Anche se i concetti espressi sono gli stessi, la differenza tra i due è che il primo, quello di Herrigel, è il resoconto di un’esperienza diretta, in prima persona, di un corso; quest’ultimo invece, essendo scritto in chiave di lettura “storica”, dà più ampio respiro a particolari un po’ “tecnici” e “filosofici” che il primo testo non presenta, lasciando libere interpretazioni sull’argomento.
Tralasciando un inutile riporto del testo, di Awa Kenzo (1880-1939), famoso per essere stato il maestro giapponese di Eugen Herrigel, autore de “Lo Zen e il Tiro con l’Arco” , lo scrittore statunitense John Stevens, istruttore di arti marziali a sua volta, ne esprime la saggezza, raccogliendone gli insegnamenti più significativi; in questo contesto arco, freccia e bersaglio diventano strumenti grazie ai quali è possibile accedere a piani più profondi di comprensione di se stessi e dell’universo.
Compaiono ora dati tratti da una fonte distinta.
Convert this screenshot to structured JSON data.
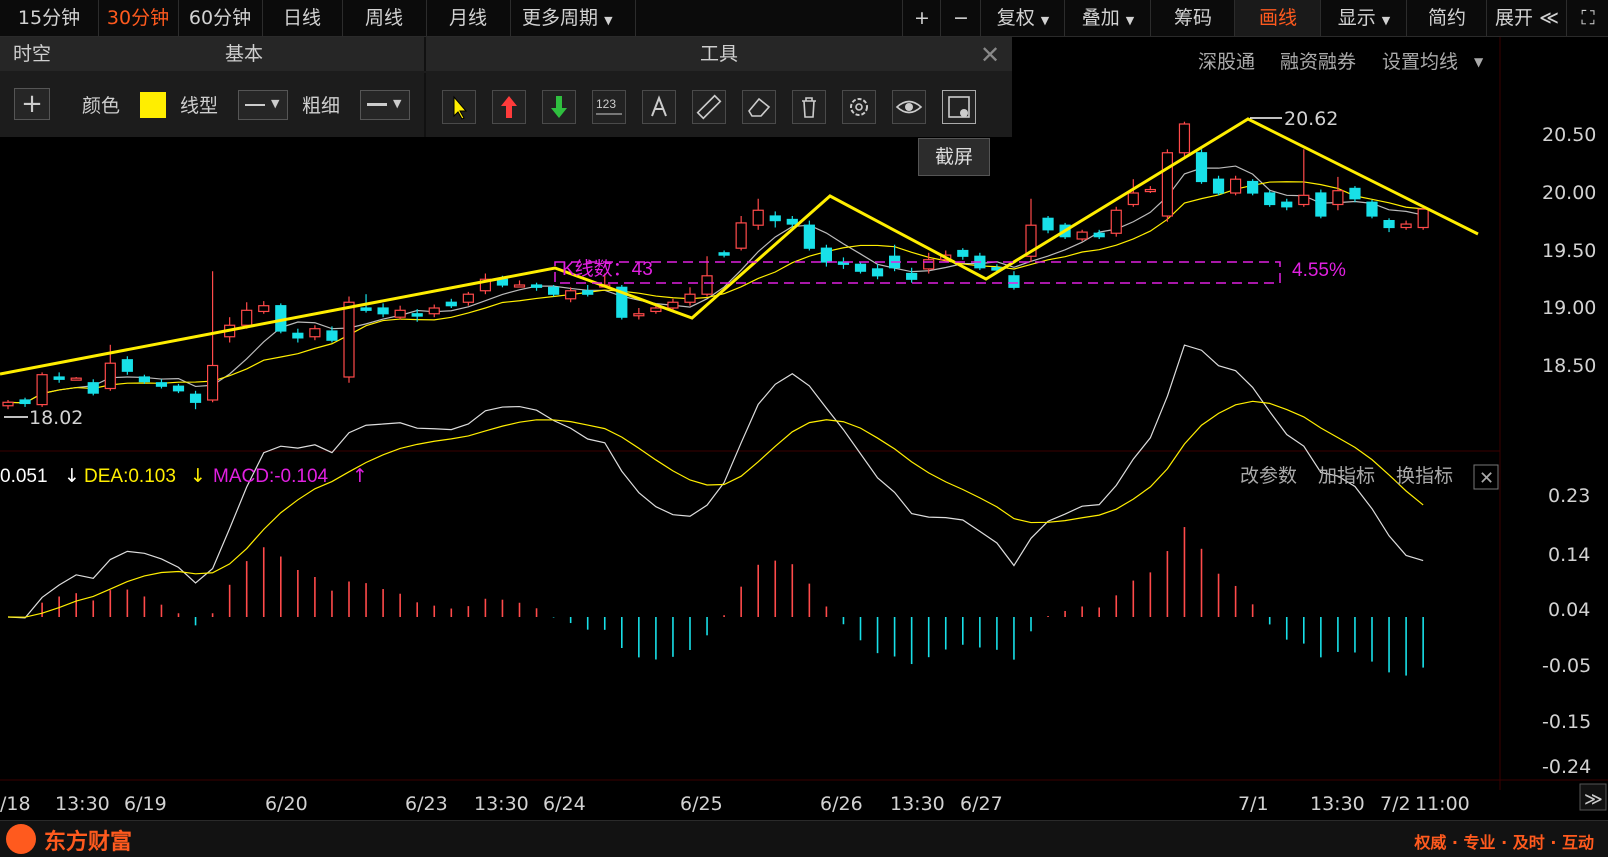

Ma gli strumenti non sono impiegati come mere metafore per un obiettivo spirituale da raggiungere; quest’ultimo piuttosto è inscindibile dal corretto ed efficace uso degli strumenti stessi, in una perfetta unione di tecnica e spirito; il quale è inteso sì come zen, ma non prettamente nel senso di meditazione formale, bensì come correttamente puntualizza Stevens, nel senso di integrazione della realtà.
In dettaglio, all’interno di questo testo vi sono tre punti fondamentali, oltre a quello già espresso, gli altri due sono:
Stevens spiega lo spirito del combattimento orientale, che difficilmente viene compreso da chi ha una formazione esclusivamente razionale e tipicamente occidentale, infatti è segnalato lo sbigottimento che provavano allievi medici o ingegneri a fronte della dottrina del maestro; è, in parole brevi, l’eterno dilemma del significato e della forma, concetti che svantaggiano l’Occidente in quanto certi principi risultano impraticabili per la mentalità.
Nell’edizione italiana del testo viene accennata l’esperienza di un cultore italiano della disciplina, il quale ha dato vita prima all’Accademia Romana Placido Procesi, poi all’Associazione Italiana per il Kyudo: ufficialmente riconosciuta, essa si avvale per l’insegnamento di un Manuale del Kyudo rilasciato ufficialmente dalla Federazione Internazionale giapponese (I.KY.F.).
Il manuale consta di quattro volumi, ne è stato tradotto solo il primo, si è tuttora in attesa del consenso per gli altri, per ulteriori informazioni rivolgersi al sito dell’associazione (https://www.associazioneitalianakyudo.it/).
Per concludere, questo libro non è l’unico sull’argomento, anche se tra quelli in cui mi sono personalmente imbattuta finora, è il più esauriente; ne consiglio la lettura proprio per l’approfondimento sul personaggio di Awa Kenzo, un soggetto realmente esistito e a dir poco particolare e non solo come insegnante.